We’ve often seen the ‘summer corset’ trend on it-girls like Hailey Bieber and Dua Lipa this past summer. But as we all know, the history of corsets that contours the body in a powerful way goes back much further.
Vivienne Westwood, Jean Paul Gaultier, Miaou and Dion Lee are among the leading brands of this trend.
The fact that the corset was seen as a highly fashionable item in the early 1900s and turned into a fetishist object after eroticism became taboo tells us a lot about how society perceives women over time.
In Europe in the 16th century, women’s bodies were seen as weak and in need of support to stand upright. Clothing was becoming increasingly layered and complex at the time, and fitted, boned undergarments helped to support the weight of heavy fabrics such as brocaded silk and velvet. Bras had not yet been introduced to Western women’s wardrobes, and so stays also provided support for the bust, while molding the body into a fashionable conical shape.
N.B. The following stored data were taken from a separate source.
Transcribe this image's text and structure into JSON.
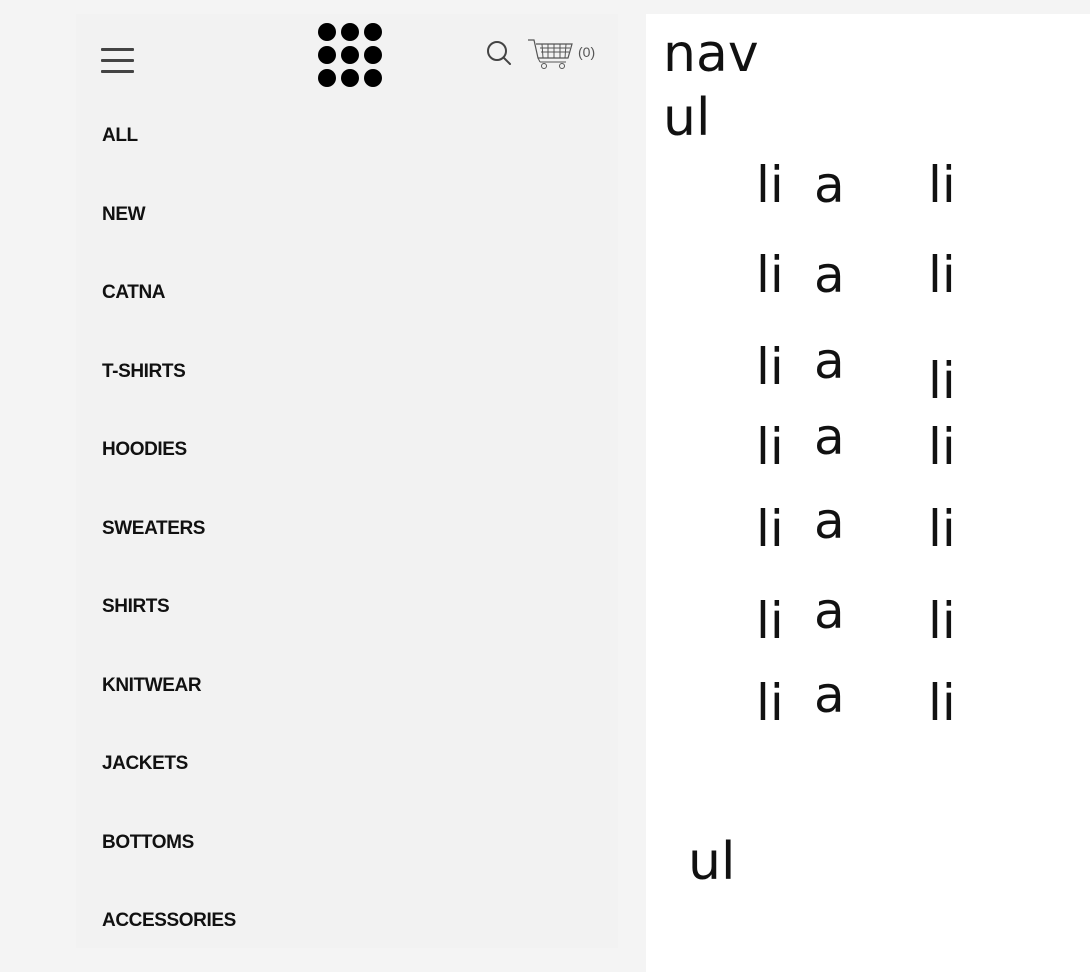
{
  "header": {
    "menu_icon": "hamburger-icon",
    "logo_icon": "dot-grid-logo-icon",
    "search_icon": "search-icon",
    "cart_icon": "shopping-cart-icon",
    "cart_count": "(0)"
  },
  "menu": {
    "items": [
      {
        "label": "ALL"
      },
      {
        "label": "NEW"
      },
      {
        "label": "CATNA"
      },
      {
        "label": "T-SHIRTS"
      },
      {
        "label": "HOODIES"
      },
      {
        "label": "SWEATERS"
      },
      {
        "label": "SHIRTS"
      },
      {
        "label": "KNITWEAR"
      },
      {
        "label": "JACKETS"
      },
      {
        "label": "BOTTOMS"
      },
      {
        "label": "ACCESSORIES"
      }
    ]
  },
  "debug": {
    "nav": "nav",
    "ul_top": "ul",
    "ul_bottom": "ul",
    "rows": [
      {
        "li_left": "li",
        "a": "a",
        "li_right": "li"
      },
      {
        "li_left": "li",
        "a": "a",
        "li_right": "li"
      },
      {
        "li_left": "li",
        "a": "a",
        "li_right": "li"
      },
      {
        "li_left": "li",
        "a": "a",
        "li_right": "li"
      },
      {
        "li_left": "li",
        "a": "a",
        "li_right": "li"
      },
      {
        "li_left": "li",
        "a": "a",
        "li_right": "li"
      },
      {
        "li_left": "li",
        "a": "a",
        "li_right": "li"
      }
    ]
  },
  "colors": {
    "page_bg": "#f4f4f4",
    "menu_bg": "#f2f2f2",
    "debug_bg": "#ffffff",
    "text": "#111111",
    "icon": "#444444"
  }
}
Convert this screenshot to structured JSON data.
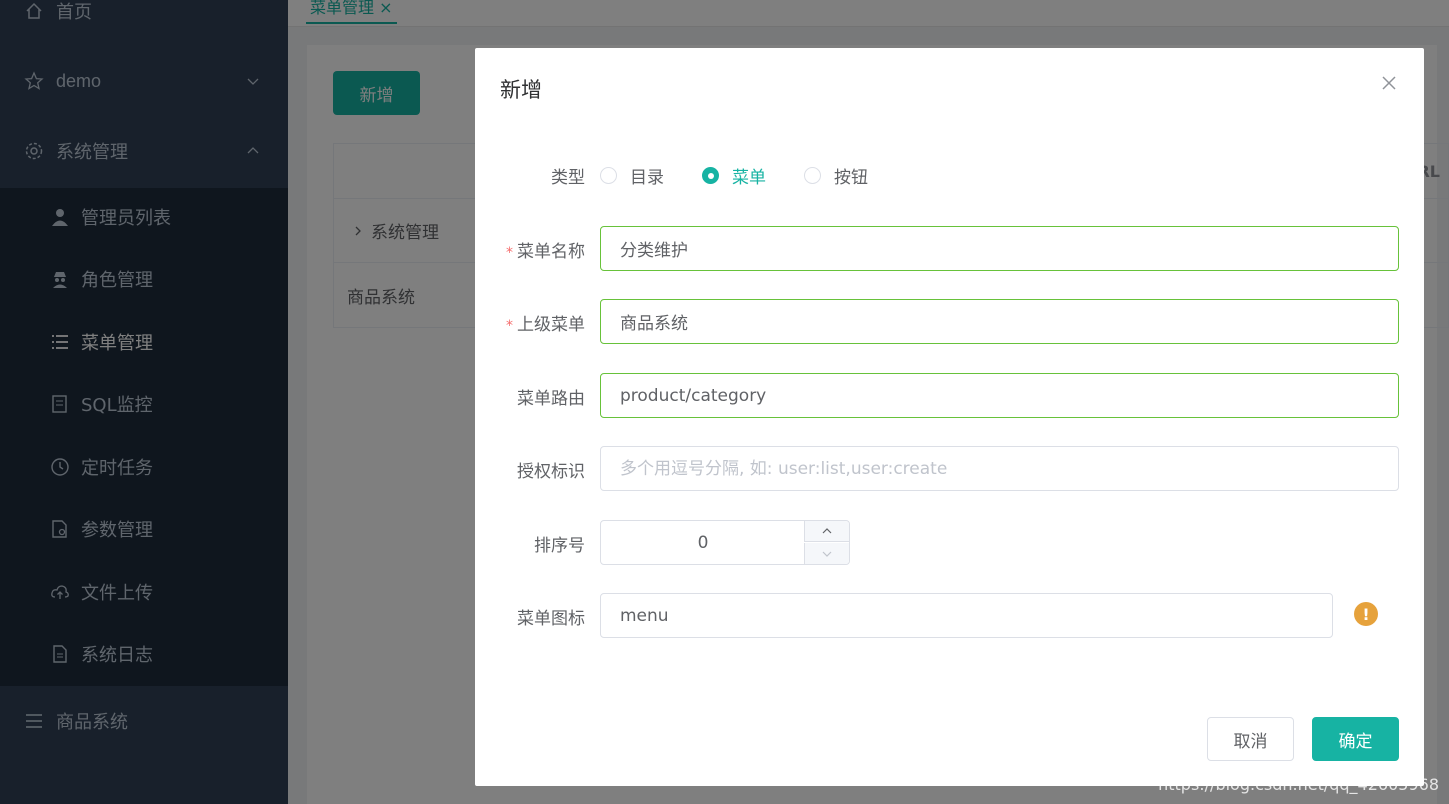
{
  "sidebar": {
    "items": [
      {
        "label": "首页",
        "icon": "home-icon"
      },
      {
        "label": "demo",
        "icon": "star-icon"
      },
      {
        "label": "系统管理",
        "icon": "gear-icon"
      },
      {
        "label": "商品系统",
        "icon": "list-icon"
      }
    ],
    "sub_items": [
      {
        "label": "管理员列表",
        "icon": "user-icon"
      },
      {
        "label": "角色管理",
        "icon": "spy-icon"
      },
      {
        "label": "菜单管理",
        "icon": "menu-list-icon"
      },
      {
        "label": "SQL监控",
        "icon": "sql-icon"
      },
      {
        "label": "定时任务",
        "icon": "clock-icon"
      },
      {
        "label": "参数管理",
        "icon": "doc-gear-icon"
      },
      {
        "label": "文件上传",
        "icon": "cloud-upload-icon"
      },
      {
        "label": "系统日志",
        "icon": "doc-icon"
      }
    ]
  },
  "topbar": {
    "tab_label": "菜单管理 ×"
  },
  "page": {
    "add_button": "新增",
    "table": {
      "col_url": "RL",
      "rows": [
        "系统管理",
        "商品系统"
      ]
    }
  },
  "dialog": {
    "title": "新增",
    "type_label": "类型",
    "type_options": [
      "目录",
      "菜单",
      "按钮"
    ],
    "type_selected": "菜单",
    "name_label": "菜单名称",
    "name_value": "分类维护",
    "parent_label": "上级菜单",
    "parent_value": "商品系统",
    "route_label": "菜单路由",
    "route_value": "product/category",
    "perms_label": "授权标识",
    "perms_placeholder": "多个用逗号分隔, 如: user:list,user:create",
    "order_label": "排序号",
    "order_value": "0",
    "icon_label": "菜单图标",
    "icon_value": "menu",
    "cancel_button": "取消",
    "confirm_button": "确定"
  },
  "watermark": "https://blog.csdn.net/qq_42605968",
  "colors": {
    "accent": "#17b3a3",
    "sidebar": "#304156",
    "valid": "#67c23a",
    "warning": "#e6a23c"
  }
}
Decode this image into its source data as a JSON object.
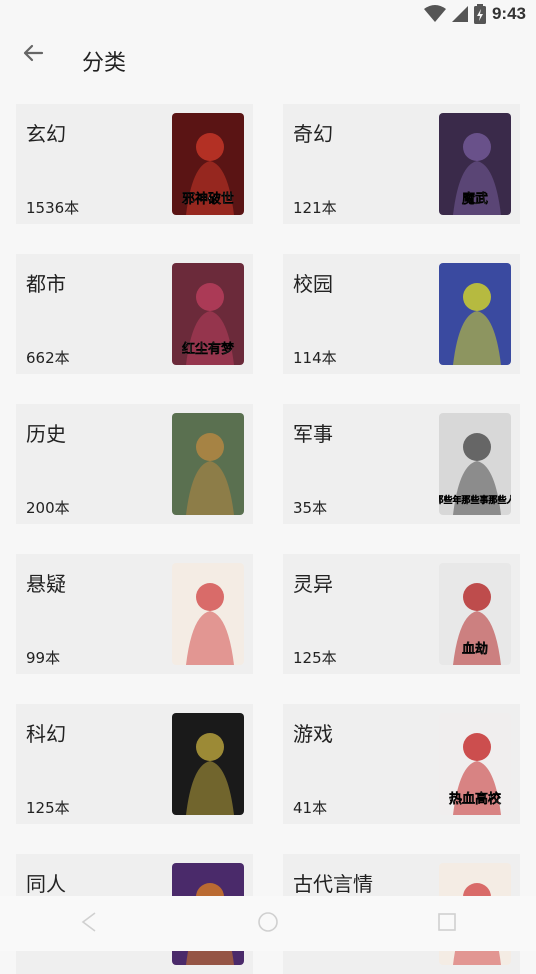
{
  "status_bar": {
    "time": "9:43",
    "icons": [
      "wifi-icon",
      "cell-signal-icon",
      "battery-icon"
    ]
  },
  "header": {
    "title": "分类",
    "back_icon": "arrow-left-icon"
  },
  "categories": [
    {
      "name": "玄幻",
      "count": "1536本",
      "cover": {
        "bg": "#5a1414",
        "accent": "#d23a2a",
        "lettering": "邪神破世"
      }
    },
    {
      "name": "奇幻",
      "count": "121本",
      "cover": {
        "bg": "#3a2a4a",
        "accent": "#7a5fa0",
        "lettering": "魔武"
      }
    },
    {
      "name": "都市",
      "count": "662本",
      "cover": {
        "bg": "#6b2a3a",
        "accent": "#c04060",
        "lettering": "红尘有梦"
      }
    },
    {
      "name": "校园",
      "count": "114本",
      "cover": {
        "bg": "#3a4aa0",
        "accent": "#e0e020",
        "lettering": ""
      }
    },
    {
      "name": "历史",
      "count": "200本",
      "cover": {
        "bg": "#5a7050",
        "accent": "#c08a40",
        "lettering": ""
      }
    },
    {
      "name": "军事",
      "count": "35本",
      "cover": {
        "bg": "#d8d8d8",
        "accent": "#404040",
        "lettering": "那些年那些事那些人"
      }
    },
    {
      "name": "悬疑",
      "count": "99本",
      "cover": {
        "bg": "#f4ece4",
        "accent": "#d04040",
        "lettering": ""
      }
    },
    {
      "name": "灵异",
      "count": "125本",
      "cover": {
        "bg": "#e8e8e8",
        "accent": "#b01818",
        "lettering": "血劫"
      }
    },
    {
      "name": "科幻",
      "count": "125本",
      "cover": {
        "bg": "#1a1a1a",
        "accent": "#c8b040",
        "lettering": ""
      }
    },
    {
      "name": "游戏",
      "count": "41本",
      "cover": {
        "bg": "#f0eeee",
        "accent": "#c01818",
        "lettering": "热血高校"
      }
    },
    {
      "name": "同人",
      "count": "",
      "cover": {
        "bg": "#4a2a6a",
        "accent": "#e08020",
        "lettering": ""
      }
    },
    {
      "name": "古代言情",
      "count": "",
      "cover": {
        "bg": "#f4ece4",
        "accent": "#d04040",
        "lettering": ""
      }
    }
  ],
  "nav_bar": {
    "icons": [
      "back-triangle-icon",
      "home-circle-icon",
      "recents-square-icon"
    ]
  }
}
The corset made a big comeback in the 1970s when Vivienne Westwood incorporated the corset into her punk aesthetic. Her version of the corset, worn as a top rather than under the clothing, is most similar to what’s trending today. This corset style could be seen as a contrasting idea of the past oppression the corset represented. The counterculture movement of the 1970s broke many preconceived notions of dressing with loose, bohemian styles that allowed for more free flowing movement.
In the 1980s, designers such as Thierry Mugler and John Paul Gaultier began to focus on corsets and bustier shapes with the emergence of underwear as the outerwear trend. Finally, in the 1990s, brands such as Maison Margiela and John Galliano focused on structured corsets.